Georgia’s government is reviving a law to brand NGOs and opposition media outlets as agents of foreign influence. The move comes just over a year after the proposals were dropped in the face of massive public outcry and huge street protests. The ruling Georgian Dream party on Wednesday confirmed that the so-called foreign agent law would be reintroduced. According to its parliamentary leader, Mamuka Mdinaradze, the proposals will be virtually unchanged, and organisations receiving funding from overseas would be obliged to declare they are “carrying out the interests of a foreign power.”

US Secretary of State Antony Blinken this week called on Azerbaijan’s leader to ease tensions that have flared again with Armenia, ahead of a US-EU bid to support Yerevan economically. In a phone call with President Ilham Aliyev, Blinken backed ongoing peace talks between the Caucasus adversaries which he said could bring “economic benefits to the entire region”. Armenian PM Nikol Pashinyan will meet jointly in Brussels on Friday with Blinken and EU leaders, with the West looking to solidify ties and economic support with Armenia as it seeks to shift from reliance on Russia.

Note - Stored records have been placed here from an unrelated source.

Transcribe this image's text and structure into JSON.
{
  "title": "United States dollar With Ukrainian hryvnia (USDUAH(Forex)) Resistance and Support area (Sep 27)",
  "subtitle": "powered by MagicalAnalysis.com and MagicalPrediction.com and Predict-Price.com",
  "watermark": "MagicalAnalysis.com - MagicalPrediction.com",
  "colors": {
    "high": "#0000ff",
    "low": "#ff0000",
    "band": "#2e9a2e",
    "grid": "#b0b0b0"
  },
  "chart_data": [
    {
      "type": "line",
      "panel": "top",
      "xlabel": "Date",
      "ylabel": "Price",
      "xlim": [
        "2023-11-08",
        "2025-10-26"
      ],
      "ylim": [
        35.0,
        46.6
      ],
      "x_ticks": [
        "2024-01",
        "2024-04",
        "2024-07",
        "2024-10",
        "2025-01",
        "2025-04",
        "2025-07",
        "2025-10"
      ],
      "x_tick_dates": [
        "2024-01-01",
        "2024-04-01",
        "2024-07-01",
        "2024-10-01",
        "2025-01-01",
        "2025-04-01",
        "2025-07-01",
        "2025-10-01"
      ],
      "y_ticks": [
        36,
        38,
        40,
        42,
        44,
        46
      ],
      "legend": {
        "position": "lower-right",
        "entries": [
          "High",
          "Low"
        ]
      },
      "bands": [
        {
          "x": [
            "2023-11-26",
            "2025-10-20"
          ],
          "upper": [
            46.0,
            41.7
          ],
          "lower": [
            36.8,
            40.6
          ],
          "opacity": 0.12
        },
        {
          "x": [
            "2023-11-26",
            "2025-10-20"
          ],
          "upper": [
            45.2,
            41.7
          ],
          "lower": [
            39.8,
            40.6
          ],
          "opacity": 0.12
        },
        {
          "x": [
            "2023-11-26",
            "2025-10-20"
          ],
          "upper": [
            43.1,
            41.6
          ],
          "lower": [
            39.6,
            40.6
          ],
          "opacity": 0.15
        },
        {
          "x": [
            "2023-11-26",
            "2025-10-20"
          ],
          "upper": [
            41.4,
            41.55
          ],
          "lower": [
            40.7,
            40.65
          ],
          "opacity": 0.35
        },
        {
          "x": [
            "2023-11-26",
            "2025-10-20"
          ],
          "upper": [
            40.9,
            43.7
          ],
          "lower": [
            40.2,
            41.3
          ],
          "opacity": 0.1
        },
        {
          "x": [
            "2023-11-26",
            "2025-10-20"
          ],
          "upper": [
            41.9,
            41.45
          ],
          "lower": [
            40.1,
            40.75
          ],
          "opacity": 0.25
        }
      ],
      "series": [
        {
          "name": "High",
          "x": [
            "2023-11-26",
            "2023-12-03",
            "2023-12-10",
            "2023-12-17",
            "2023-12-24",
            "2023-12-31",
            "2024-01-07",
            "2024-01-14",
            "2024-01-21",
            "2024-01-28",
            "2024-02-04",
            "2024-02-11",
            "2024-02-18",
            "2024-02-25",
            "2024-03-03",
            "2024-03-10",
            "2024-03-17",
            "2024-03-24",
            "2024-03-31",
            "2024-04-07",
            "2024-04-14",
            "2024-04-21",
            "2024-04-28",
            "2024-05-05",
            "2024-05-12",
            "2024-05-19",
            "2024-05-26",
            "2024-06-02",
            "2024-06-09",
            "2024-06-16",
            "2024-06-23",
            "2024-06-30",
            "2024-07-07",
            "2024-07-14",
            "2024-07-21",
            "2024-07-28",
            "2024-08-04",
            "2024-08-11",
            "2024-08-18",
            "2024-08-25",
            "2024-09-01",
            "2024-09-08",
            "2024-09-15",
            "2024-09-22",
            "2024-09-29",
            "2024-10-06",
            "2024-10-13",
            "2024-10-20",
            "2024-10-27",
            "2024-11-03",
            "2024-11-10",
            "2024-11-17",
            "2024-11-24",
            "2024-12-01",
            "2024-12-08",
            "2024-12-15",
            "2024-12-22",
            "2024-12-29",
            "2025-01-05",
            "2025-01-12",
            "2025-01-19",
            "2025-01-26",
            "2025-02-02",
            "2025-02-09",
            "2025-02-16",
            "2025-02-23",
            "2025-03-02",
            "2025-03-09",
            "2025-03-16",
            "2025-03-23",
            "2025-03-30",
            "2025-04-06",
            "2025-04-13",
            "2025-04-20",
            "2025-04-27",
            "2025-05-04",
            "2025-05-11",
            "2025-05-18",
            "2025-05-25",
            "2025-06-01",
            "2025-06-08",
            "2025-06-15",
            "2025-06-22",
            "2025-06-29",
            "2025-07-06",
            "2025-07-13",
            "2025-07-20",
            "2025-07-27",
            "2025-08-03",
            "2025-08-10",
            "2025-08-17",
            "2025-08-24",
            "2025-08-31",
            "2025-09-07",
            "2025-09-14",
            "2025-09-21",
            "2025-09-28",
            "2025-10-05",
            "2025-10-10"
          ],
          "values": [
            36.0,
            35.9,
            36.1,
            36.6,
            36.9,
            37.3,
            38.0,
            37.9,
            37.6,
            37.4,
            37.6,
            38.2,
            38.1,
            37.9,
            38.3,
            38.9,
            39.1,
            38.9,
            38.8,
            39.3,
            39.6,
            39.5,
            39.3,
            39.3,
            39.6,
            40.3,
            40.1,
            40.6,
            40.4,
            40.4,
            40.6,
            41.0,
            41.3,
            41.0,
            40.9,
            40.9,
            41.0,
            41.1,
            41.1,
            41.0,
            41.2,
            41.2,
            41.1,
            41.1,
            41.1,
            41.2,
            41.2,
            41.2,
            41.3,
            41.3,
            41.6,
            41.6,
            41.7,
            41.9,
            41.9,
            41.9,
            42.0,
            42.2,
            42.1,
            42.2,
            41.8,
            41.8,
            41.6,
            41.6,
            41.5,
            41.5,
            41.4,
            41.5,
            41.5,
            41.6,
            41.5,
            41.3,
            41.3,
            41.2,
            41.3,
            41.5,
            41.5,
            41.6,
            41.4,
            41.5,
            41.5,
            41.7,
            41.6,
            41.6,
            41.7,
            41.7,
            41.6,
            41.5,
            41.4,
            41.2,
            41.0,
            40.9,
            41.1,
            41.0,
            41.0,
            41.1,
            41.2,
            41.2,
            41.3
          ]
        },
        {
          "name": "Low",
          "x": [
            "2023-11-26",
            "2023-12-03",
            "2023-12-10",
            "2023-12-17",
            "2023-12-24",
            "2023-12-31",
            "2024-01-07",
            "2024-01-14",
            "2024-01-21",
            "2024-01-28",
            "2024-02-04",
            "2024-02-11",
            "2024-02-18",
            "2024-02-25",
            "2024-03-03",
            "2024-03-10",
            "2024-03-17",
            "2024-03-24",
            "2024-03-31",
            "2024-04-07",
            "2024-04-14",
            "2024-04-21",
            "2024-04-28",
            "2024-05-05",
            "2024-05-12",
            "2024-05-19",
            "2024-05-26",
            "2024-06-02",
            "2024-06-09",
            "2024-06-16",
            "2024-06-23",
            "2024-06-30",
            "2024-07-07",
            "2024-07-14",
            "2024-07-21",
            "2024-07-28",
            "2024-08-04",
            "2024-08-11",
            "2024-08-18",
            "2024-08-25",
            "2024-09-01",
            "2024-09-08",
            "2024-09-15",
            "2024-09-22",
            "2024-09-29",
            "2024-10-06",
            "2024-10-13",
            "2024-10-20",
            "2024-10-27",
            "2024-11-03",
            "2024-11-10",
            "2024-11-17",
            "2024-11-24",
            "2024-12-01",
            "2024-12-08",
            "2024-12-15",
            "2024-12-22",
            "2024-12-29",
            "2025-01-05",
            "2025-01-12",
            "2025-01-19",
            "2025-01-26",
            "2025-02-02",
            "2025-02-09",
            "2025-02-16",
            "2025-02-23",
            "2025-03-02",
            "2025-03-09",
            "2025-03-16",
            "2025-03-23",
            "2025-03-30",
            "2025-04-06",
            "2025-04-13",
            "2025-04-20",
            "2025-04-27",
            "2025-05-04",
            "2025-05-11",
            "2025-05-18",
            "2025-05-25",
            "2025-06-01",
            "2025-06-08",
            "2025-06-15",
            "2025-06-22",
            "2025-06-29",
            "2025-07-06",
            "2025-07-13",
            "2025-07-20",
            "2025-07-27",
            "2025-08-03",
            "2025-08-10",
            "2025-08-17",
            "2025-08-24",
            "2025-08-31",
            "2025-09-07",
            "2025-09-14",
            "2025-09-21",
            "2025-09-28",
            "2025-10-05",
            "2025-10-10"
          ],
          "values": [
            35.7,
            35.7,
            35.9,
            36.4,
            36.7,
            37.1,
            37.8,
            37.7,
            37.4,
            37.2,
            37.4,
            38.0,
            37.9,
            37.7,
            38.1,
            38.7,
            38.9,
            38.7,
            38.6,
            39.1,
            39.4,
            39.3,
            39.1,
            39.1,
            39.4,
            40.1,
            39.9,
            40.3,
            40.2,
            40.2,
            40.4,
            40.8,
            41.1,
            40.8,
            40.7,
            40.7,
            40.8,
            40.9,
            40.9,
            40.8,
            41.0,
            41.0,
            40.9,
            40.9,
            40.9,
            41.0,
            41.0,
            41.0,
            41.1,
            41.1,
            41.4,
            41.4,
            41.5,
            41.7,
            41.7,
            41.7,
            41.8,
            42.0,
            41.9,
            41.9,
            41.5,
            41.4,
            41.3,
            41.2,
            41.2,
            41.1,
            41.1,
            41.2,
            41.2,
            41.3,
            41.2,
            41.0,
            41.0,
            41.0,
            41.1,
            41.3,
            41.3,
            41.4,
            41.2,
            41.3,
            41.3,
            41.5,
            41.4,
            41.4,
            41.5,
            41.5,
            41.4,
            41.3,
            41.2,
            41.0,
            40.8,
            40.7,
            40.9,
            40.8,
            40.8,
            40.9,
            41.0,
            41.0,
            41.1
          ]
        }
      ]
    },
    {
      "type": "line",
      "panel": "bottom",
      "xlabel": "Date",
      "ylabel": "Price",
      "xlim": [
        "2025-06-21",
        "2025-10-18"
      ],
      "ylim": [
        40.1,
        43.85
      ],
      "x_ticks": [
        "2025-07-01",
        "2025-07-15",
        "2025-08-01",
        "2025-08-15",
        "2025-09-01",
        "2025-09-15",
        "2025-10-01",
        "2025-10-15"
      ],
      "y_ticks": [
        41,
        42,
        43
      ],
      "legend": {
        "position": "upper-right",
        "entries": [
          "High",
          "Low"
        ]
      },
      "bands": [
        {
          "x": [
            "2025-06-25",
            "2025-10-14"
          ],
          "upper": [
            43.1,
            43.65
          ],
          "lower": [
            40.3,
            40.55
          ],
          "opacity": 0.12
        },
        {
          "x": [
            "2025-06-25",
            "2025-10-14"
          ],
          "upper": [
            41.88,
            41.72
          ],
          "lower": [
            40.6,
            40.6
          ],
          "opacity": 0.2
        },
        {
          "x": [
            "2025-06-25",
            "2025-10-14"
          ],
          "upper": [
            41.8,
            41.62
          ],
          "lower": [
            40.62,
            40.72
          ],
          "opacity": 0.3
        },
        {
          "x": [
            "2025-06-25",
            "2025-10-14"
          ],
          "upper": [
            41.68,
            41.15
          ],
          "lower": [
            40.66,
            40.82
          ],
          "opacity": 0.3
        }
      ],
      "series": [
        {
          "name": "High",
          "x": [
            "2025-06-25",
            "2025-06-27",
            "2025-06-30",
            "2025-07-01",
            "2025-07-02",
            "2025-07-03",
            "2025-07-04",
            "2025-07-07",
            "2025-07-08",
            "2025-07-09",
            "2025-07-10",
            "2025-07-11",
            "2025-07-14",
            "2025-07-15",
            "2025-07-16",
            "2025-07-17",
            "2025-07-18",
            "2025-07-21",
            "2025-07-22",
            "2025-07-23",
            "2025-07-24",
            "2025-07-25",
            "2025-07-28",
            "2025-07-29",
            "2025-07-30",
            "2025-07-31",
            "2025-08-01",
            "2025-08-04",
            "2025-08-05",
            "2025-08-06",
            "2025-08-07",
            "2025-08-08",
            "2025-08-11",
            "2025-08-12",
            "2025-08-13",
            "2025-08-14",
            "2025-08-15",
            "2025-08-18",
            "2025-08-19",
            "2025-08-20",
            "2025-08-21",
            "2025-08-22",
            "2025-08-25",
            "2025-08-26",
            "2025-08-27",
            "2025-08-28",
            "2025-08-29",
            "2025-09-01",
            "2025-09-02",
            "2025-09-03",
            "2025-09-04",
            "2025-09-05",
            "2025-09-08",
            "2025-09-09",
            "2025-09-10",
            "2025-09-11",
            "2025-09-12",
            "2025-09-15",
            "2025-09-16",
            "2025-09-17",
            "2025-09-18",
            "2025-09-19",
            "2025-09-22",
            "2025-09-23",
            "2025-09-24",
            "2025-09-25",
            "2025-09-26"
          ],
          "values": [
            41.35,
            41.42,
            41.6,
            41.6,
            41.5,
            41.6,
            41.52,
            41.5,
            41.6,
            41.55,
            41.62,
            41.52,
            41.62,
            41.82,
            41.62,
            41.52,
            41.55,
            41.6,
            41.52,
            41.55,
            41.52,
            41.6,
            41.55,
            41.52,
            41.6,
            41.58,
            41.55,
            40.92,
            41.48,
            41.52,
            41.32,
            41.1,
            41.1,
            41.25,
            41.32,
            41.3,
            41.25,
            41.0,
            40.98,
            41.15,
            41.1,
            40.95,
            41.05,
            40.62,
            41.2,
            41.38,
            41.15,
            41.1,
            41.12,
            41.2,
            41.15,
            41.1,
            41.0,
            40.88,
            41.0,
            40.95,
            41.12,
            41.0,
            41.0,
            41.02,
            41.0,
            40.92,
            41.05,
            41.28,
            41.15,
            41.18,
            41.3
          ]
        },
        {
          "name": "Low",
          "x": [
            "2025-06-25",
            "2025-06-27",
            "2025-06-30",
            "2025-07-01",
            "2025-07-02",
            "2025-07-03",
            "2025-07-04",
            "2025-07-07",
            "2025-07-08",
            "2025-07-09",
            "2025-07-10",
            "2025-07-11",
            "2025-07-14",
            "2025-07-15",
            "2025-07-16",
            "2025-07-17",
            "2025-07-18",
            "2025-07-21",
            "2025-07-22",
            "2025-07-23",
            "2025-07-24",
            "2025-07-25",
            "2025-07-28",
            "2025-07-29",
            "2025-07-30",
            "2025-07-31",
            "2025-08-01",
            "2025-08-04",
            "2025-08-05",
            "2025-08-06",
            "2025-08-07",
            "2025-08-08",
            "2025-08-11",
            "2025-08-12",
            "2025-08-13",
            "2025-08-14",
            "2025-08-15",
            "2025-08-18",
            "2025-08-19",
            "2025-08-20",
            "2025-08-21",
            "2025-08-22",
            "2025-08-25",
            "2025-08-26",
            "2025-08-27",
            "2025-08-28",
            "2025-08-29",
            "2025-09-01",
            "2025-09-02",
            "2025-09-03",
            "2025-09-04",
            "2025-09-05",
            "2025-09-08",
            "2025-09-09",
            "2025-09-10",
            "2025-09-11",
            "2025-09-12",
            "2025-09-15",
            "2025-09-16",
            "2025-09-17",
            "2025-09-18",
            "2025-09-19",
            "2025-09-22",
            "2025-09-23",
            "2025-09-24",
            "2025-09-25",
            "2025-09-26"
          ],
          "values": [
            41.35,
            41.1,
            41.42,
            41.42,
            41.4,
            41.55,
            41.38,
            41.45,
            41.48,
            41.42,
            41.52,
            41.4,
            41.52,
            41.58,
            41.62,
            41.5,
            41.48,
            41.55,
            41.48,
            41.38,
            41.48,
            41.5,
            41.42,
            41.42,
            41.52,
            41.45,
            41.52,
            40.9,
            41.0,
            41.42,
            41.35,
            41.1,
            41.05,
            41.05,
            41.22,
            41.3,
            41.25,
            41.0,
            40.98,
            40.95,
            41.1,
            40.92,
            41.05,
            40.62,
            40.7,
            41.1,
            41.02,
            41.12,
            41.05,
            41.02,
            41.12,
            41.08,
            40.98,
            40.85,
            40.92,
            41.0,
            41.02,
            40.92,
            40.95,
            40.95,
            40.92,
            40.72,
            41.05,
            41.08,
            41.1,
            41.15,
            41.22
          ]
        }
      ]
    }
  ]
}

Kazakhstan said on Tuesday it had evacuated some 16,000 people after the worst flooding to hit the Central Asian country in three decades. Waters are set to rise further as snow melts across the vast Kazakh steppe, the country’s meteorological agency has warned. “Rescue operations are continuing and around 16,000 people, including 6,000 children, have already been evacuated,” Kazakhstan’s emergency situations ministry said in a post on Telegram. It described the situation as “complicated” in five regions in the north and east, on the border with Russia, and said road links had been cut off to 50 settlements.

Eight people died in southern Albania on Tuesday when a car carrying suspected migrants swerved off a mountain road into a ravine, police said. The car fell on the rocky bank of the fast-flowing Vjosa River below a road that police say is frequently used by migrants from the Middle East and Africa to cross the Balkan country, police official Ardian Cipa told Reuters. “The driver is from north Albania, we are trying to identify him,” Cipa said. “We believe the others are illegal migrants.” A police patrol spotted a car driving at high speed along the road in the early hours of Tuesday, but could not stop it.

The Czech capital’s underground is set to become the backdrop for a unique video game with the upcoming release of Back in Service, billed as a Prague metro driver experience and created by just a single designer, Dominik Vojta. The project, which began as a personal fascination with Prague’s subway system, has gained significant traction, far surpassing its initial crowdfunding goal in just one week. To date, it has raised nearly 400,000 crowns (15,800 euros) on the Czech platform Startovač. An early access version of the game is currently available to backers.